Большую часть рабочих пчел, разумеется, погубили. Остался только нелетный молодняк. В процессе работы неожиданно обнаружили матку и с большой предосторожностью водворили ее в клеточку. С горем пополам все же удалось уместить пчел в переносной улей и принести на свою поляну. Можно представить, чего стоила эта операция тому, кто производил пересадку, не имея на руках кожаных перчаток. Несчастный вытащил из своих рук семьдесят четыре пчелиных жала, руки у него распухли, побагровели, затвердели и перестали двигаться.
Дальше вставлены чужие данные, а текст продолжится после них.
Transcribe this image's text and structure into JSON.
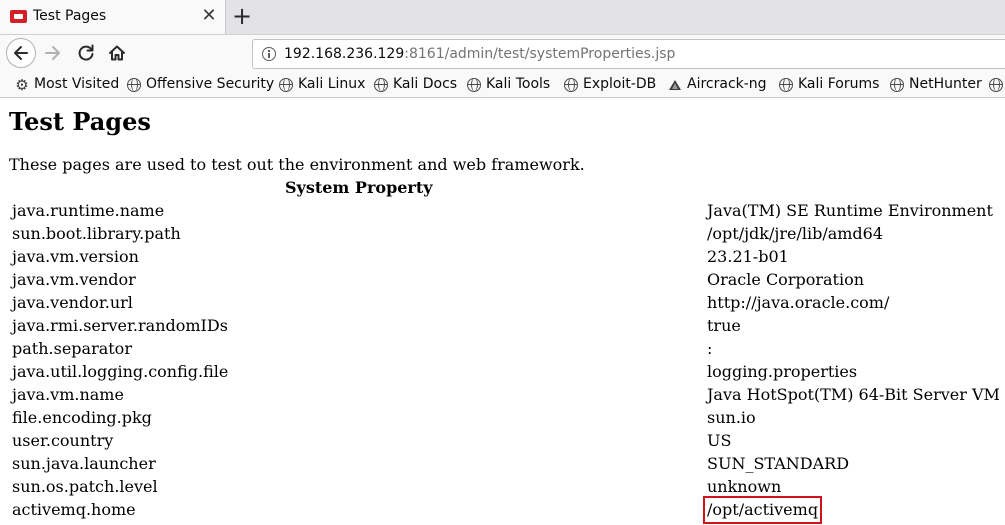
{
  "tab": {
    "title": "Test Pages",
    "close_glyph": "✕",
    "new_tab_glyph": "+"
  },
  "nav": {
    "url_host": "192.168.236.129",
    "url_rest": ":8161/admin/test/systemProperties.jsp"
  },
  "bookmarks": [
    {
      "label": "Most Visited",
      "icon": "gear-icon"
    },
    {
      "label": "Offensive Security",
      "icon": "globe-icon"
    },
    {
      "label": "Kali Linux",
      "icon": "globe-icon"
    },
    {
      "label": "Kali Docs",
      "icon": "globe-icon"
    },
    {
      "label": "Kali Tools",
      "icon": "globe-icon"
    },
    {
      "label": "Exploit-DB",
      "icon": "globe-icon"
    },
    {
      "label": "Aircrack-ng",
      "icon": "aircrack-icon"
    },
    {
      "label": "Kali Forums",
      "icon": "globe-icon"
    },
    {
      "label": "NetHunter",
      "icon": "globe-icon"
    }
  ],
  "page": {
    "title": "Test Pages",
    "description": "These pages are used to test out the environment and web framework.",
    "column_header": "System Property",
    "rows": [
      {
        "key": "java.runtime.name",
        "value": "Java(TM) SE Runtime Environment"
      },
      {
        "key": "sun.boot.library.path",
        "value": "/opt/jdk/jre/lib/amd64"
      },
      {
        "key": "java.vm.version",
        "value": "23.21-b01"
      },
      {
        "key": "java.vm.vendor",
        "value": "Oracle Corporation"
      },
      {
        "key": "java.vendor.url",
        "value": "http://java.oracle.com/"
      },
      {
        "key": "java.rmi.server.randomIDs",
        "value": "true"
      },
      {
        "key": "path.separator",
        "value": ":"
      },
      {
        "key": "java.util.logging.config.file",
        "value": "logging.properties"
      },
      {
        "key": "java.vm.name",
        "value": "Java HotSpot(TM) 64-Bit Server VM"
      },
      {
        "key": "file.encoding.pkg",
        "value": "sun.io"
      },
      {
        "key": "user.country",
        "value": "US"
      },
      {
        "key": "sun.java.launcher",
        "value": "SUN_STANDARD"
      },
      {
        "key": "sun.os.patch.level",
        "value": "unknown"
      },
      {
        "key": "activemq.home",
        "value": "/opt/activemq"
      }
    ],
    "highlight_color": "#d0121c"
  }
}
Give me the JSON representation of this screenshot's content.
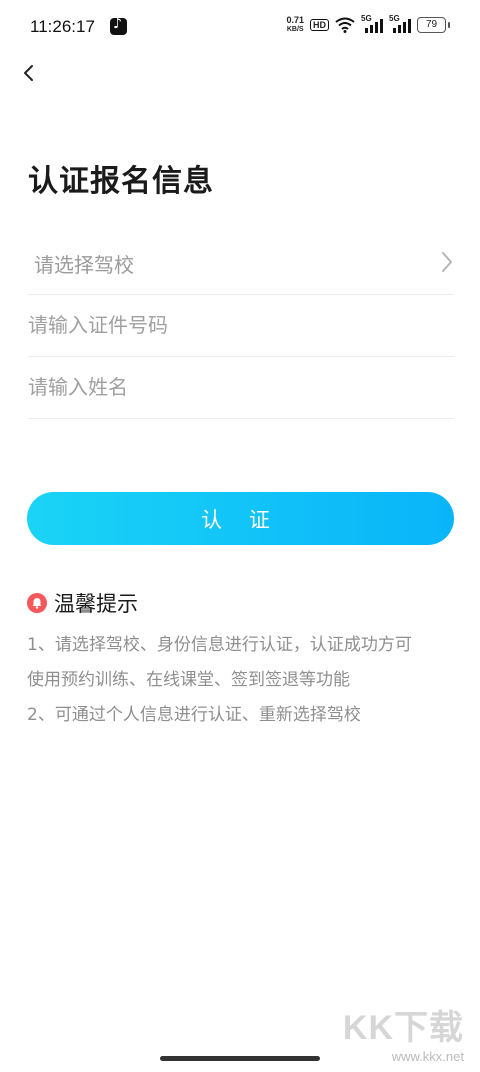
{
  "status_bar": {
    "time": "11:26:17",
    "net_speed_value": "0.71",
    "net_speed_unit": "KB/S",
    "hd_badge": "HD",
    "sim1_label": "5G",
    "sim2_label": "5G",
    "battery": "79",
    "app_icon": "tiktok-icon"
  },
  "header": {
    "back_icon": "chevron-left-icon"
  },
  "page": {
    "title": "认证报名信息"
  },
  "form": {
    "school_placeholder": "请选择驾校",
    "id_placeholder": "请输入证件号码",
    "name_placeholder": "请输入姓名",
    "submit_label": "认 证"
  },
  "tips": {
    "title": "温馨提示",
    "line1": "1、请选择驾校、身份信息进行认证，认证成功方可",
    "line2": "使用预约训练、在线课堂、签到签退等功能",
    "line3": "2、可通过个人信息进行认证、重新选择驾校"
  },
  "watermark": {
    "brand": "KK下载",
    "url": "www.kkx.net"
  },
  "colors": {
    "accent_start": "#1ad4f6",
    "accent_end": "#0ab4f9",
    "bell": "#f5575a"
  }
}
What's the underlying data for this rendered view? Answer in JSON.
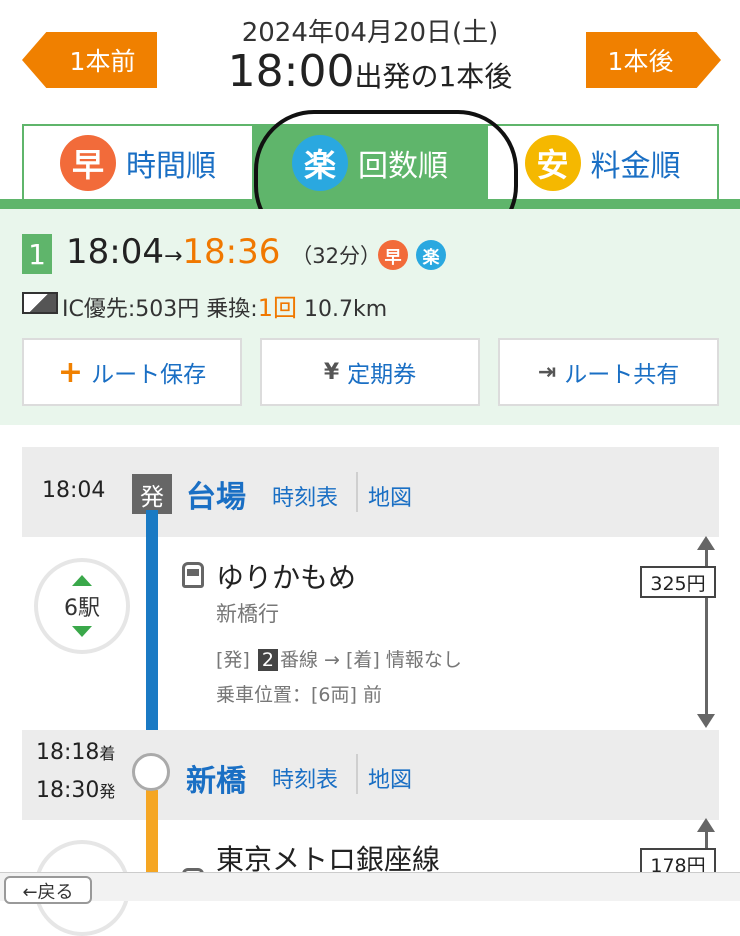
{
  "header": {
    "date": "2024年04月20日(土)",
    "depart_time": "18:00",
    "depart_suffix": "出発の1本後",
    "prev_label": "1本前",
    "next_label": "1本後"
  },
  "tabs": [
    {
      "badge": "早",
      "label": "時間順",
      "color": "#f26b3a",
      "active": false
    },
    {
      "badge": "楽",
      "label": "回数順",
      "color": "#2aa8e0",
      "active": true
    },
    {
      "badge": "安",
      "label": "料金順",
      "color": "#f5b800",
      "active": false
    }
  ],
  "route": {
    "number": "1",
    "depart": "18:04",
    "arrow": "→",
    "arrive": "18:36",
    "duration": "（32分）",
    "badges": [
      "早",
      "楽"
    ],
    "fare_text": "IC優先:503円",
    "transfer_label": "乗換:",
    "transfer_count": "1回",
    "distance": "10.7km"
  },
  "actions": [
    {
      "icon": "+",
      "label": "ルート保存"
    },
    {
      "icon": "¥",
      "label": "定期券"
    },
    {
      "icon": "⇥",
      "label": "ルート共有"
    }
  ],
  "stations": [
    {
      "time": "18:04",
      "marker": "発",
      "name": "台場",
      "timetable": "時刻表",
      "map": "地図"
    },
    {
      "arr_time": "18:18",
      "arr_suffix": "着",
      "dep_time": "18:30",
      "dep_suffix": "発",
      "name": "新橋",
      "timetable": "時刻表",
      "map": "地図"
    }
  ],
  "segments": [
    {
      "stops": "6駅",
      "line": "ゆりかもめ",
      "destination": "新橋行",
      "platform_prefix": "[発]",
      "platform_no": "2",
      "platform_suffix": "番線 → [着] 情報なし",
      "car_position": "乗車位置：[6両] 前",
      "fare": "325円"
    },
    {
      "line": "東京メトロ銀座線",
      "fare": "178円"
    }
  ],
  "bottom": {
    "back_label": "←戻る"
  }
}
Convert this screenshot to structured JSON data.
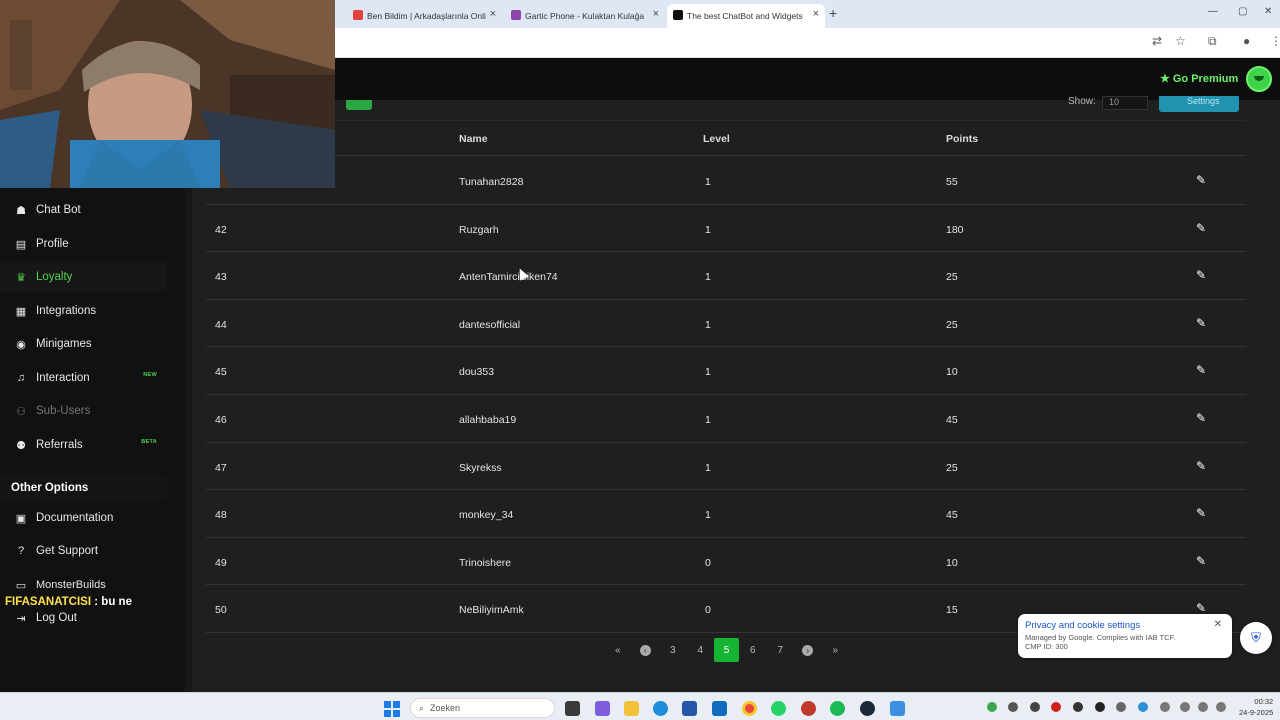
{
  "browser": {
    "tabs": [
      {
        "title": "Ben Bildim | Arkadaşlarınla Onli",
        "favicon_color": "#e3433c"
      },
      {
        "title": "Gartic Phone - Kulaktan Kulağa",
        "favicon_color": "#8e44ad"
      },
      {
        "title": "The best ChatBot and Widgets",
        "favicon_color": "#111111"
      }
    ],
    "new_tab": "+"
  },
  "header": {
    "premium_label": "Go Premium",
    "premium_color": "#6cf36a"
  },
  "sidebar": {
    "items": [
      {
        "label": "Chat Bot",
        "icon": "robot-icon"
      },
      {
        "label": "Profile",
        "icon": "id-card-icon"
      },
      {
        "label": "Loyalty",
        "icon": "trophy-icon",
        "active": true
      },
      {
        "label": "Integrations",
        "icon": "puzzle-icon"
      },
      {
        "label": "Minigames",
        "icon": "gamepad-icon"
      },
      {
        "label": "Interaction",
        "icon": "music-note-icon",
        "badge": "NEW"
      },
      {
        "label": "Sub-Users",
        "icon": "users-icon",
        "muted": true
      },
      {
        "label": "Referrals",
        "icon": "user-plus-icon",
        "badge": "BETA"
      }
    ],
    "other_section": "Other Options",
    "other_items": [
      {
        "label": "Documentation",
        "icon": "document-icon"
      },
      {
        "label": "Get Support",
        "icon": "question-circle-icon"
      },
      {
        "label": "MonsterBuilds",
        "icon": "laptop-icon"
      },
      {
        "label": "Log Out",
        "icon": "logout-icon"
      }
    ],
    "accent_color": "#4fd24a"
  },
  "chat_overlay": {
    "user": "FIFASANATCISI",
    "separator": ":",
    "message": "bu ne"
  },
  "controls": {
    "show_label": "Show:",
    "show_value": "10",
    "settings_label": "Settings"
  },
  "table": {
    "columns": [
      "Name",
      "Level",
      "Points"
    ],
    "rows": [
      {
        "id": "",
        "name": "Tunahan2828",
        "level": "1",
        "points": "55"
      },
      {
        "id": "42",
        "name": "Ruzgarh",
        "level": "1",
        "points": "180"
      },
      {
        "id": "43",
        "name": "AntenTamirciSiken74",
        "level": "1",
        "points": "25"
      },
      {
        "id": "44",
        "name": "dantesofficial",
        "level": "1",
        "points": "25"
      },
      {
        "id": "45",
        "name": "dou353",
        "level": "1",
        "points": "10"
      },
      {
        "id": "46",
        "name": "allahbaba19",
        "level": "1",
        "points": "45"
      },
      {
        "id": "47",
        "name": "Skyrekss",
        "level": "1",
        "points": "25"
      },
      {
        "id": "48",
        "name": "monkey_34",
        "level": "1",
        "points": "45"
      },
      {
        "id": "49",
        "name": "Trinoishere",
        "level": "0",
        "points": "10"
      },
      {
        "id": "50",
        "name": "NeBiliyimAmk",
        "level": "0",
        "points": "15"
      }
    ]
  },
  "pagination": {
    "first": "«",
    "prev": "‹",
    "pages": [
      "3",
      "4",
      "5",
      "6",
      "7"
    ],
    "current": "5",
    "next": "›",
    "last": "»"
  },
  "cookie": {
    "title": "Privacy and cookie settings",
    "line1": "Managed by Google. Complies with IAB TCF.",
    "line2": "CMP ID: 300"
  },
  "taskbar": {
    "search_placeholder": "Zoeken",
    "time": "00:32",
    "date": "24-9-2025"
  }
}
Начался озноб. Он еле дошел до кельи, три дня не поднимался с постели и едва не умер.

Пчелиную семью переселили в стандартный улей. Соты с медом удалось почти все вставить и закрепить в изготовленные рамки. Пчелы успокоились. В конце весны они стали сильнее. Появилась необходимость разделить их, чтобы предотвратить естественное роение.

Здесь, в лесистой местности, деревья достигают огромной толщины. На их стволах обычно нет ни единого сучка до высоты 10–12 метров, а потому забраться на них практически невозможно. Если новый рой случайно вылетит из улья и привьется на недоступной высоте, то он, можно сказать, пропадет для пасеки. Поэтому повсюду здесь практикуется лишь искусственное роение.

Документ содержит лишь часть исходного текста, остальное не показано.